The Moscow-based photography collective Troyka opened their first solo exhibition in the small hall of the Artplay Design Center on Saturday.
The collective, which describes its work as ethnographical research, comprises the photographers Olga Rodina, Anastasia Soboleva and Lena Tsibizova. They met in a photography course at the British Higher School of Art and Design and have continued to work together after graduating.
Troyka's work is something of a personal side project, as the photographers are already well-known individually for their commercial work in Moscow.
"We understood that we have something in common. We like to travel, meet people, especially in Russia, people with the same language, but sometimes completely different, we try to explore and understand their life, values, and capture that," says Tsibizova, explaining why they decided to work as a collective.
"In practice, Russia is huge, so we usually separate our locations of exploration, doing different projects but connected with one theme."
The wide expanse of a winter landscape near the Siberian city of Tomsk.
The exhibition brings together 30 photographs and three videos culled from different series that they have worked on over the past few years.
Though they work individually, there seems to be a connection between the photographers, at least aesthetically, in their exploration of the Russian landscape and environment that extends far beyond Moscow.
There is a dreamlike, pensive quality about their photographs, which often are shot in cold, muted tones that bring out even more distance from the wide landscape shots and poetic portraits of individuals.

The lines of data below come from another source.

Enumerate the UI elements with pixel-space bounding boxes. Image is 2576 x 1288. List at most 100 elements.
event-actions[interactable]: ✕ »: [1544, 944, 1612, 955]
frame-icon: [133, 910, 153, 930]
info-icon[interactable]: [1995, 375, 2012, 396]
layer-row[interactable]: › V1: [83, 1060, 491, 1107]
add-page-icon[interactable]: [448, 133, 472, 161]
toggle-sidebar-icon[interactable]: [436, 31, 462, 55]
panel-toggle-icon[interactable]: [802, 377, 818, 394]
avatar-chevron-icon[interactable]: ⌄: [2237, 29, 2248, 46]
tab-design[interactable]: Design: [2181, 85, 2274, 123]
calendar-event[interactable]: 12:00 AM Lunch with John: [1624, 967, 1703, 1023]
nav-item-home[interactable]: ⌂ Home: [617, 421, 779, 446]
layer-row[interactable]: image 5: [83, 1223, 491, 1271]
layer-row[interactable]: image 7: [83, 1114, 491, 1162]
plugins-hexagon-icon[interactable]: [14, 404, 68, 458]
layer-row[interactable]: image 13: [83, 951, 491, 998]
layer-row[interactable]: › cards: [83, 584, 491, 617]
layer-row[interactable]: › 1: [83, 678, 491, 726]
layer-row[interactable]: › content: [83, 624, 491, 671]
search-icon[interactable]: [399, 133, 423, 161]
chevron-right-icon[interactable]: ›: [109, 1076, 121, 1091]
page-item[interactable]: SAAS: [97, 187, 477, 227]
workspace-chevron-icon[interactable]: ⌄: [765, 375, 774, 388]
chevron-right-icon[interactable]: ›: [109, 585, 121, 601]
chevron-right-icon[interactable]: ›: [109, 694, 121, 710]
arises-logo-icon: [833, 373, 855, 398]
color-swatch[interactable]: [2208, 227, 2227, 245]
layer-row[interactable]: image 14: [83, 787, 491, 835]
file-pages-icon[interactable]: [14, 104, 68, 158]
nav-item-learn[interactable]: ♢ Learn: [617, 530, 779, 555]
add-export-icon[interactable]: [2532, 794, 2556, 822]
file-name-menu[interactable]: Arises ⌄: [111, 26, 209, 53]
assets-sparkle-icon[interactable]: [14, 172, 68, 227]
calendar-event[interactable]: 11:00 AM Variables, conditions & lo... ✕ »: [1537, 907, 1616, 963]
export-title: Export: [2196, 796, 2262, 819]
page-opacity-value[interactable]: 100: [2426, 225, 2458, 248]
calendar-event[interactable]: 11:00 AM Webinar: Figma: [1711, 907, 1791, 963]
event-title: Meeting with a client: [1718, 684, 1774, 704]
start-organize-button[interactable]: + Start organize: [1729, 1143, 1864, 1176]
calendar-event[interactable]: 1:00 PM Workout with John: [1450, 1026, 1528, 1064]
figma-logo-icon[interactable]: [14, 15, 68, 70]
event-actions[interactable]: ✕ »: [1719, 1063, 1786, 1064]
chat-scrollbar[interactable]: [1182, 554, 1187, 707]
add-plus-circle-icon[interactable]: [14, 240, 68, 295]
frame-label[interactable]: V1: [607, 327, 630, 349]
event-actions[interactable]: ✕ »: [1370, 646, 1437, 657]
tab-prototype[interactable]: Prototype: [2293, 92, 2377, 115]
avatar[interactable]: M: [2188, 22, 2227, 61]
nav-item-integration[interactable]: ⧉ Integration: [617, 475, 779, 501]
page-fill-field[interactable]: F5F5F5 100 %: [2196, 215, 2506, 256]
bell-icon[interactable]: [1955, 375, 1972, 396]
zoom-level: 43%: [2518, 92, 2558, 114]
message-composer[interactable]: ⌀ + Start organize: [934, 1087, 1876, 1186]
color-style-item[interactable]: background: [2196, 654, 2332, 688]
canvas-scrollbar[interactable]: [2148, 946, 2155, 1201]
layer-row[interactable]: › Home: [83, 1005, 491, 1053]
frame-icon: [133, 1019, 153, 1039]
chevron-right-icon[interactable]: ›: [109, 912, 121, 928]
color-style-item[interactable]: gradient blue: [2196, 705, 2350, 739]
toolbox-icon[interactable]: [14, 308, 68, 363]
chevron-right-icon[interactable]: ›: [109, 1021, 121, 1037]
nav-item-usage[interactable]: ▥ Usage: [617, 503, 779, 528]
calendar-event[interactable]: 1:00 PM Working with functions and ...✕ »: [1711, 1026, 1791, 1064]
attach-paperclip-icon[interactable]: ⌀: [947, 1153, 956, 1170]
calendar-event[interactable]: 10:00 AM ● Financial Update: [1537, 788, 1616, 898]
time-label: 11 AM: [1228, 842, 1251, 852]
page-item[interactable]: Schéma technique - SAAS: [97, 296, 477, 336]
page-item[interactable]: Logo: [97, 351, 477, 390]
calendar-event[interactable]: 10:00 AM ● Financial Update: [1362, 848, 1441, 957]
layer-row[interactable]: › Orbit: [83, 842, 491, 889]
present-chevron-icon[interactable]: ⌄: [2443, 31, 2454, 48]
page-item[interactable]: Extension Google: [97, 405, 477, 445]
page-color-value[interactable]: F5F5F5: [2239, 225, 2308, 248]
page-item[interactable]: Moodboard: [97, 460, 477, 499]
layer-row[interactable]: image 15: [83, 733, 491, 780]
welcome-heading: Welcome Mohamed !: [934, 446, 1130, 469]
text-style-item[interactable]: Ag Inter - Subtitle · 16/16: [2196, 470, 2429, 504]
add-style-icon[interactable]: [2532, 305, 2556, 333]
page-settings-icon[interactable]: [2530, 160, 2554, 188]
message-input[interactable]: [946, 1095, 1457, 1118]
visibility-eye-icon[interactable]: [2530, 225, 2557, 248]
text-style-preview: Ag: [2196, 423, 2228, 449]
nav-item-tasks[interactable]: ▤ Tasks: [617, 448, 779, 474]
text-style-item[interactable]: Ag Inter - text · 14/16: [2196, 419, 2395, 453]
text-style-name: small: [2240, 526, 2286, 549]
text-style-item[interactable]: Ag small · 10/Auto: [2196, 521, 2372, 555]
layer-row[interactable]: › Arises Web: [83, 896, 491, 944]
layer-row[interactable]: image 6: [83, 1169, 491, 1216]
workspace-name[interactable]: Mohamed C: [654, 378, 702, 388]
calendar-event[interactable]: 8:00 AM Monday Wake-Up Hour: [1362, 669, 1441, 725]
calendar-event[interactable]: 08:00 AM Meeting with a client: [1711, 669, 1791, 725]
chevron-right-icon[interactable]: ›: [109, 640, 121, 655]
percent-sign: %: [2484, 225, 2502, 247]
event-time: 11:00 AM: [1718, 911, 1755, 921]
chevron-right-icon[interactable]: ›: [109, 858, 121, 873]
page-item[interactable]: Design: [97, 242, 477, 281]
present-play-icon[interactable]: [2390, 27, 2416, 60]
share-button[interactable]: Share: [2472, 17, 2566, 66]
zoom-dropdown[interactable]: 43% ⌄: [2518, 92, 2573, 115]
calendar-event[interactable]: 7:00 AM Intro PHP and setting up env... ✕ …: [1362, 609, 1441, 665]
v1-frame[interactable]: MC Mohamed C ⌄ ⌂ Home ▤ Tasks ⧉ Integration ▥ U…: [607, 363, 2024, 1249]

Old believers and Buddhists in Ivolginsky Datsan, Buryatia, living above the Arctic circle in the city of Murmansk, the Valaam archipelago in the republic of Karelia, and the Daursky nature reserve on the border between China and Mongolia are just some of the subjects that have been the focus of their explorations.
Tsibizova tells me: "We know about some cliches in other world about Russia, that it is dirty, wild, full of criminals and so on. Of cause sometimes it is, but there are too many other sides, its beauty and uniqueness that we want to talk about."
This certainly comes through in their work, which does not play into stereotypes and is not kitsch. Nor are they utopian or symbolic; the result is a very distanced, documentary-like documentation of a Russia that modernization has missed. They do not show a Russia where time has stopped, but rather, the persistence of tradition, where culture is not so quickly sacrificed for material or other comforts.
As opposed to a context of economic and social change that has defined much of the photographers lives, Tsibizova says photographing their subjects, "is like you have traveled through time, the people live like hundreds years ago, saving their culture, sing folklore, cook traditional food. They are very friendly, communicative, for Muscovites. It is exotic, but anyway we felt a connection between us."
Despite the impartial nature of their photographs, Troyka's exploration of rural Russia and the country's agrarian and pastoral roots seems more of a personal journey into how young Russians see their connection with their environment.
According to Tsibizova: "In the end, it is all about our homeland. In future, we will continue our work, but the end is somewhere very far away."